In preparing for the race, Cambridge had defeated crews from both Leander and Molesey. Meanwhile, Oxford lost out to London Rowing Club's lightweight crew, but narrowly defeated the University of London Boat Club. They went on to secure victory in the Reading Head of the River race before head coach Richard Tinkler and his assistant Tim Bramfitt were removed from their positions. Fred Smallbone was installed as finishing coach for the Dark Blues whose build-up concluded with a loss to Leander. Cambridge were coached throughout by Harry Mahon, John Wilson and Sean Bowden.

==Crews==
The crews weighed-in at The Hurlingham Club five days prior to the race. Oxford weighed an average of 14 st 7 lb (91.6 kg) per rower, 2 lb more than their opponents. Oxford's crew featured two Norwegian brothers in Snorre and Sverke Lorgen, the first rowers from their country to participate in the Boat Race, both of whom had participated in both world championship and Olympic races. Oxford Boat Club president Kingsley Poole referred to them as "Herdy and Gerdy". He noted: "They've got some kind of kin thing where they can just switch on and go nuts". Cambridge welcomed back five former Blues while Oxford saw three return in the form of Michels, Poole and Chick.

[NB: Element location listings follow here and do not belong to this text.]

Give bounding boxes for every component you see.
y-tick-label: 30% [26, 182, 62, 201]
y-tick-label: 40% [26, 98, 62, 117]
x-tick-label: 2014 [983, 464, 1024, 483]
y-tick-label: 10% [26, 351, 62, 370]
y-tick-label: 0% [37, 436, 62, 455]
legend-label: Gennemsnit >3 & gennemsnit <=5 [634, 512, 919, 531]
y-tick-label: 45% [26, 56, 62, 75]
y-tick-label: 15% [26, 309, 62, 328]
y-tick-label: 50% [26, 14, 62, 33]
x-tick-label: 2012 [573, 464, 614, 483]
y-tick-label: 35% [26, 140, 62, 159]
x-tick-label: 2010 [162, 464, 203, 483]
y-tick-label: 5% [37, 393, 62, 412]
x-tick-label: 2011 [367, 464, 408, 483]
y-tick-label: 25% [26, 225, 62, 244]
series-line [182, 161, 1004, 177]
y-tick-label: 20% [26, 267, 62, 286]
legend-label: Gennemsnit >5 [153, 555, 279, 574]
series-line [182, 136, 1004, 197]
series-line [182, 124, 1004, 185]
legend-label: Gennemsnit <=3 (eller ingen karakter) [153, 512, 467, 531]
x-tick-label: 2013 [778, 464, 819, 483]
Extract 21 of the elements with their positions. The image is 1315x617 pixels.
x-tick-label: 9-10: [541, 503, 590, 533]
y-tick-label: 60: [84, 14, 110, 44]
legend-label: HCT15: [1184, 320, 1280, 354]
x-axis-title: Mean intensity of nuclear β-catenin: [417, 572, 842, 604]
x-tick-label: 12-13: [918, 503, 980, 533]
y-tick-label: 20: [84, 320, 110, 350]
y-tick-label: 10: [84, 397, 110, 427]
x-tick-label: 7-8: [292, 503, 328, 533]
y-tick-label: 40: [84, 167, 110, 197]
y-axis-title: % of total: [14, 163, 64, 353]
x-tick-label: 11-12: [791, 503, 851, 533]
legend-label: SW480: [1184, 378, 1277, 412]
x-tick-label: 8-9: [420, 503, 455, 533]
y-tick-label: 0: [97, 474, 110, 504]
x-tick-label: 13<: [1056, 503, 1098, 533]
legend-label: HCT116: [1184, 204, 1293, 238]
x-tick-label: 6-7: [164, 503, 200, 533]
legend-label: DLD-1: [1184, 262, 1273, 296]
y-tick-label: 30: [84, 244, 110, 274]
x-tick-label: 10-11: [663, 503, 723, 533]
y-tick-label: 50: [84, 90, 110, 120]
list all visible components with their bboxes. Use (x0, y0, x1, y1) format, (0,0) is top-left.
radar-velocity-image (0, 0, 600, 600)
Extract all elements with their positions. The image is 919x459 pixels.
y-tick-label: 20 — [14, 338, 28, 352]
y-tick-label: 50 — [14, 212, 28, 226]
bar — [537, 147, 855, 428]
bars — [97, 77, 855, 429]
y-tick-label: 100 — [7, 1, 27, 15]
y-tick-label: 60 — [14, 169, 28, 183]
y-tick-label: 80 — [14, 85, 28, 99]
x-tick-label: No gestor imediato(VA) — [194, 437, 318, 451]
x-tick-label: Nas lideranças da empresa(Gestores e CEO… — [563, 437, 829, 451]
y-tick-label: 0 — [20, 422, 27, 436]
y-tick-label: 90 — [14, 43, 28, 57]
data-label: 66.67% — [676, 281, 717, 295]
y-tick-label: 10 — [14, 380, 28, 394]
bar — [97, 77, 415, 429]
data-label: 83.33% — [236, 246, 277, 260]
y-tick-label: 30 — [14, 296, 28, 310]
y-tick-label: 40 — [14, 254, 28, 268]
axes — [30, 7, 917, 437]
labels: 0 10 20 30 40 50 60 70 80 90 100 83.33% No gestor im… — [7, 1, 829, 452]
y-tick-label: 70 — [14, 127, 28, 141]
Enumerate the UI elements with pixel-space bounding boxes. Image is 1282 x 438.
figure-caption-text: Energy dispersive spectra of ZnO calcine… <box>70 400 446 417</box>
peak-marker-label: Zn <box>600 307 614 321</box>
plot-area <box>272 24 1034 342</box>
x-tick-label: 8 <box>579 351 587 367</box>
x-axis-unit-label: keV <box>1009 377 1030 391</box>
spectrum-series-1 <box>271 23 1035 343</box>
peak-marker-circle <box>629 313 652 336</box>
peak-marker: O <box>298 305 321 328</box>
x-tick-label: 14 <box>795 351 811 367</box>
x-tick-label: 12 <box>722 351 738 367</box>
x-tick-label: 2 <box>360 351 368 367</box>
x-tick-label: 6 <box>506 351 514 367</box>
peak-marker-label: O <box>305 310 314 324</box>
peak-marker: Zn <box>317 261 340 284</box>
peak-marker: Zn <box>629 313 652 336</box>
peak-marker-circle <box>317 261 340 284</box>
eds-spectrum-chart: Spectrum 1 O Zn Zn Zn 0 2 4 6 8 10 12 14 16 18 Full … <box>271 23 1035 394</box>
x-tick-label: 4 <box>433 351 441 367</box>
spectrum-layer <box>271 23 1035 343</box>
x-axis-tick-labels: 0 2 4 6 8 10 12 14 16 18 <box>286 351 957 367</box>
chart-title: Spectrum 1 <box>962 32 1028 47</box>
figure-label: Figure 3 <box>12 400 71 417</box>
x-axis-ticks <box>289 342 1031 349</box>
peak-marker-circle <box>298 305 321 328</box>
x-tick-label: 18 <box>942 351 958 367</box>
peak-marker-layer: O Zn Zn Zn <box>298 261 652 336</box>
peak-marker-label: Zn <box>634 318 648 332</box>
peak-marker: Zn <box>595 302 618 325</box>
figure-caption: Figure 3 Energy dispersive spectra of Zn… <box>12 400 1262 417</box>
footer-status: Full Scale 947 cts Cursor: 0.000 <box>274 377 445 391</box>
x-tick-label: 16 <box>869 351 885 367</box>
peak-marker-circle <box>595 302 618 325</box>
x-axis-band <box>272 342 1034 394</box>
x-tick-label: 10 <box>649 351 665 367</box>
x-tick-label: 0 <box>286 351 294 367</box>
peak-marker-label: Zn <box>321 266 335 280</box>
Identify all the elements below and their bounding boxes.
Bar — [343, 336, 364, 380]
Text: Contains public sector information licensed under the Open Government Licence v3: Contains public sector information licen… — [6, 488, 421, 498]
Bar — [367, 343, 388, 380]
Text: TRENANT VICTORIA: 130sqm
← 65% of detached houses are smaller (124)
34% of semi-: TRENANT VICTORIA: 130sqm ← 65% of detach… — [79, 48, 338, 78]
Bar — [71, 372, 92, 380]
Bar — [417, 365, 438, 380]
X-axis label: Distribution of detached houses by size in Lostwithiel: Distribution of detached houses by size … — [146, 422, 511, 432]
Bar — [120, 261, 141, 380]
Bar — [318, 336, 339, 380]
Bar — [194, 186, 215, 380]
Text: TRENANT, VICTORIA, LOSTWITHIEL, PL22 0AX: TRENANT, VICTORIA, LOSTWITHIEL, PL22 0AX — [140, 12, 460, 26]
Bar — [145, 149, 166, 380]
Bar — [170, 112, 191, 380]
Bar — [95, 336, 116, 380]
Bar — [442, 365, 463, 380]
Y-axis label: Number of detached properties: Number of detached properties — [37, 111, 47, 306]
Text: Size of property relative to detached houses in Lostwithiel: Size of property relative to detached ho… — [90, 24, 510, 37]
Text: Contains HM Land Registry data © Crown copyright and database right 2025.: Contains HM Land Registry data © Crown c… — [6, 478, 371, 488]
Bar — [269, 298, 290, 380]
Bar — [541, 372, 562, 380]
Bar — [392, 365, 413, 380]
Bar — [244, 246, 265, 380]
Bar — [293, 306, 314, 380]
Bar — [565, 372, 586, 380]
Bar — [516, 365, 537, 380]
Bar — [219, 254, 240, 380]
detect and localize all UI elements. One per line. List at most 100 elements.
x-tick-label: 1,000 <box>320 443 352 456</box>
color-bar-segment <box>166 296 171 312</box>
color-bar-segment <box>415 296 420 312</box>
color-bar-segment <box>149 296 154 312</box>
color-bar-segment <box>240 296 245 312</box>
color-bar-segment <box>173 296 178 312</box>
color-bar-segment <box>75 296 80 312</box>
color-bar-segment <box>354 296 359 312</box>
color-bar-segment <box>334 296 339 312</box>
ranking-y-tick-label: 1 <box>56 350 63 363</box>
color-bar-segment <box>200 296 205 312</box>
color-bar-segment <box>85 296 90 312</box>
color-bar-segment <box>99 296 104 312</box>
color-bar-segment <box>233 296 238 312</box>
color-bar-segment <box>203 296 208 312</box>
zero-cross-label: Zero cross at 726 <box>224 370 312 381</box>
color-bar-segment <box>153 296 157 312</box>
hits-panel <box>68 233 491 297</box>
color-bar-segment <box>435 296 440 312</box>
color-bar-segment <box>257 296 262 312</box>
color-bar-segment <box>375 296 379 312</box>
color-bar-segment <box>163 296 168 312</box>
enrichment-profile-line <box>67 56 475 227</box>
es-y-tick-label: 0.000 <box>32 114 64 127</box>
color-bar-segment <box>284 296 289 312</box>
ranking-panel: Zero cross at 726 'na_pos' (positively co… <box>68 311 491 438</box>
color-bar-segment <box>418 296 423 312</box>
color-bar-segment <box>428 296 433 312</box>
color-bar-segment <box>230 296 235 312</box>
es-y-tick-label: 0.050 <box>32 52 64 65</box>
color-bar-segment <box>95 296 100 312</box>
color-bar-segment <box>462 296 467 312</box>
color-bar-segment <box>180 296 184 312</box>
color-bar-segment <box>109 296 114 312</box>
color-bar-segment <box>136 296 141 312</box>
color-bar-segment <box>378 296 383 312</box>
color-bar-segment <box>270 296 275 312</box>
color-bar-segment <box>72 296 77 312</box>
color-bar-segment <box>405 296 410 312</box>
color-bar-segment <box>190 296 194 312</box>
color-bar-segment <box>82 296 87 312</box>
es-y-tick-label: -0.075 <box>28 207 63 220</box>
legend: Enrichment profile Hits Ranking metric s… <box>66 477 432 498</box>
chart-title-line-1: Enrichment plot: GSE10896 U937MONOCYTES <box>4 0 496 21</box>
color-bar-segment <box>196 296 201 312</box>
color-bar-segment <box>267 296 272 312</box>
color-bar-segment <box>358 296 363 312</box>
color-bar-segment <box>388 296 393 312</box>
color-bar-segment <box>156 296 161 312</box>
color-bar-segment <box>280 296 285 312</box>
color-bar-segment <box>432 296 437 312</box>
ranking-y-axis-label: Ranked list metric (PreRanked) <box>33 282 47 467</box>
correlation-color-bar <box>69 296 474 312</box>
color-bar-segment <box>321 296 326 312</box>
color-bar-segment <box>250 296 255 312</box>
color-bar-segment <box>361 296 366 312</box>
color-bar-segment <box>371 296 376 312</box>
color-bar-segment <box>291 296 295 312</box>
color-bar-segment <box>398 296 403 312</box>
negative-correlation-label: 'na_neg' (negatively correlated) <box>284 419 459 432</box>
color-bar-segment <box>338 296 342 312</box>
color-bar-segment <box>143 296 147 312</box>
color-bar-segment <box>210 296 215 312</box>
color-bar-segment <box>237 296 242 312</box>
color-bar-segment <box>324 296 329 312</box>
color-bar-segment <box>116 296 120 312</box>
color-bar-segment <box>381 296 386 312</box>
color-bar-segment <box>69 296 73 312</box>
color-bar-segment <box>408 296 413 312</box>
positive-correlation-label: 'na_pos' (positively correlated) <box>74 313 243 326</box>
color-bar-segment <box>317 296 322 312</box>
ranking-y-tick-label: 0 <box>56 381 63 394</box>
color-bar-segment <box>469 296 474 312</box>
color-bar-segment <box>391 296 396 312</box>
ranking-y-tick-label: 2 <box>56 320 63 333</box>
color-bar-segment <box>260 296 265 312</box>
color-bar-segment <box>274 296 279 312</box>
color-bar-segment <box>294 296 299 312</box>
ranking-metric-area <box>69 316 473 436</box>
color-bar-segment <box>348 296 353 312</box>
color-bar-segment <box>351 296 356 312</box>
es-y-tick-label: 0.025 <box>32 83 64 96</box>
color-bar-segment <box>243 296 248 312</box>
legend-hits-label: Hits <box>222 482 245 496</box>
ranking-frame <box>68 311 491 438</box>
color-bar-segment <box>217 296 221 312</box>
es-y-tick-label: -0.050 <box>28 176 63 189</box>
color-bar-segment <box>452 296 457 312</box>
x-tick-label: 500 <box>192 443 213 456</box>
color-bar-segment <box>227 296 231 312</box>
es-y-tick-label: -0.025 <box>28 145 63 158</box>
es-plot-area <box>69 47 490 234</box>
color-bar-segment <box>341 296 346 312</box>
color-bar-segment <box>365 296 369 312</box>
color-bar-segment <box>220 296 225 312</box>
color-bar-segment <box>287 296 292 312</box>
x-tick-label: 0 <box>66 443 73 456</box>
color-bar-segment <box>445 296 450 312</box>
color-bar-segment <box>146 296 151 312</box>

| Seat | Oxford |  |  | Cambridge |  |  |
| Name | College | Weight | Name | College | Weight |
| Bow | Harry J MacMillan | Worcester | 14 st 5.5 lb | Roger D Taylor | Trinity Hall | 14 st 0.5 lb |
| 2 | Chris N Mahne | St Catherine's | 14 st 10.5 lb | Will T M Mason | Trinity Hall | 13 st 6 lb |
| 3 | Joe G Michels | St John's | 13 st 4.5 lb | Sinclair M Gore | Jesus | 13 st 10.5 lb |
| 4 | Andrew S Gordon-Brown | Keble | 14 st 12.5 lb | Richard C Phelps | St Edmund's | 14 st 3.5 lb |
| 5 | D Robert H Clegg ‡ | Keble | 13 st 12 lb | Jon A Bernstein (P) | St Edmund's | 15 st 0 lb |
| 6 | Sverke Lorgen | University | 16 st 1 lb | Matthew H W Parish | St Edmund's | 14 st 6 lb |
| 7 | Snorre Lorgen | Nuffield | 15 st 8.5 lb | Peter J M Hoeltzenbein | Magdalene | 14 st 2.5 lb |
| Stroke | Kingsley K Poole (P) | St John's | 13 st 2.5 lb | T Streppelhoff | St Edmund's | 14 st 1 lb |
| Cox | H Elizabeth Chick | Christ Church | 7 st 10 lb | M N Haycock | Magdalene | 7 st 12.5 lb |
Source: (P) – boat club president ‡ – Rob Clegg was brought in to replace Adam Pearson two weeks prior to the race.

==Race==

The Championship Course along which the Boat Race is contested

Cambridge were considered to be pre-race favourites. Oxford won the toss and elected to start from the Middlesex station. After a poor start, which Oxford's cox Chick referred to as "a bit ropey", Cambridge took an early lead and were five seconds ahead at the Mile Post. They extended their advantage to eight seconds by Hammersmith Bridge and sixteen by Chiswick Steps. Poor steering from Haycock combined with determination from Oxford to stay in touch kept the Cambridge from moving too much further ahead; the Light Blues passed the finishing post in 18 minutes and 9 seconds, 6 1/2 lengths and 20 seconds ahead of the Dark Blues. It was Cambridge's first back-to-back victory since 1973. The race was umpired by former Cambridge Blue John Garrett.

In the reserve race, Cambridge's Goldie won by thirteen lengths over Isis, their seventh victory in eight years. Cambridge won the 49th Women's Boat Race a week earlier, a 2000 m race at Henley-on-Thames, by one length in a time of 6 minutes and 11 seconds, their fifth victory in six years.

==Reaction==
Cambridge's boat club president Jon Bernstein said "it does not get any better than that." The Cambridge number four, Richard Phelps, was more descriptive: "It was a bitch of a race. We never cruised."